The receptionist wears the expression of a intake officer at the county lockup. “Name! First name! Date of birth! When were you last here! Who did you see!” So right off we’re already enjoying each other’s company. I’m expecting the back room and the bullet-nosed flashlight at any moment.
And it got worse. The doc I saw was apparently not the one who wrote the ’script. That person works in another office. The robot spoke to her. She did not reply. Nevertheless, you were telephoned and informed that you must be seen before any drugs will be issued to you. You must see, you vill see Ze Doktor!
Um, no, Brunhilde. I couldn’t pick this ’script-writing phantom of whom you speak out of a lineup at gunpoint. I saw the dude, not her. Nobody ever called me or my wife — not him, her, or anyone else, including your robot. And no, I don’t need to be “seen,” what I need is some albuterol.
About this time someone in scrubs inserts her long and snoopy proboscis, like Brunhilde blessedly bereft of any glimmer of knowledge about the situation, and confirms that ja, ja, I must, I vill see Ze Doktor! Ve are only following orders! At no point, mind you, has either of these “health-care providers” apologized for inconveniencing a customer. I say “customer” rather than “patient,” because neither had either inquired about my actual health.
“Can you breathe? Sir, are you having an asthma attack? Your face seems to be swelling ominously and turning a fiery red. …”

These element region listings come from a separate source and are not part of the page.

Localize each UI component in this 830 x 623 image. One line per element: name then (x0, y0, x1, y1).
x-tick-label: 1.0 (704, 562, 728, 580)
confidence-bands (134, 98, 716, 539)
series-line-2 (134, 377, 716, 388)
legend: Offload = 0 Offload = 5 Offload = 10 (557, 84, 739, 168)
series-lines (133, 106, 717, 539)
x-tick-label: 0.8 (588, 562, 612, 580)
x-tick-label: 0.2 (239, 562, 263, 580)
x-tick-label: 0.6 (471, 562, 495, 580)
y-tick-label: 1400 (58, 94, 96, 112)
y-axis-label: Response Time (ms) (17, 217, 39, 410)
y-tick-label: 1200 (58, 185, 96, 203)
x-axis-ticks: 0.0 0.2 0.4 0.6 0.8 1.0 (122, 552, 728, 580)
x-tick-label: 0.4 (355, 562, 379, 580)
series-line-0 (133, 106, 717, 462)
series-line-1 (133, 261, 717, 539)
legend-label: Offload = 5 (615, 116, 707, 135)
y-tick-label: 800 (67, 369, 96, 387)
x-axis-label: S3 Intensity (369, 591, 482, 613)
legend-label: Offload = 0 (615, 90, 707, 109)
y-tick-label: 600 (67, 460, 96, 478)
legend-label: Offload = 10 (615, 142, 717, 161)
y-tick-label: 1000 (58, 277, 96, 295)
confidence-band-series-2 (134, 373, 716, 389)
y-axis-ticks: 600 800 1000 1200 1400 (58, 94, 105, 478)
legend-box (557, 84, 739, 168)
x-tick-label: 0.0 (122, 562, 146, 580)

And at that point I may have inquired whether my getting a simple prescription refill without physician intervention might free up Scrubby’s time for treating an actual sick person in dire need of her mad skillz, and she may have suggested that I seek my medical care elsewhere henceforth, and I may have praised her for providing the first sound medical advice I’d ever received from her organization, and proclaimed that I intended to take it straight away, while adding that under new ownership what once was a friendly neighborhood doctor’s office had become as penetrable as North Korea with the sort of customer service one expects from a pimply teenage malcontent stocking shelves at a K mart scheduled for closure and demolition.
Take a deep breath, you say? I got 17 more of ’em left in this inhaler.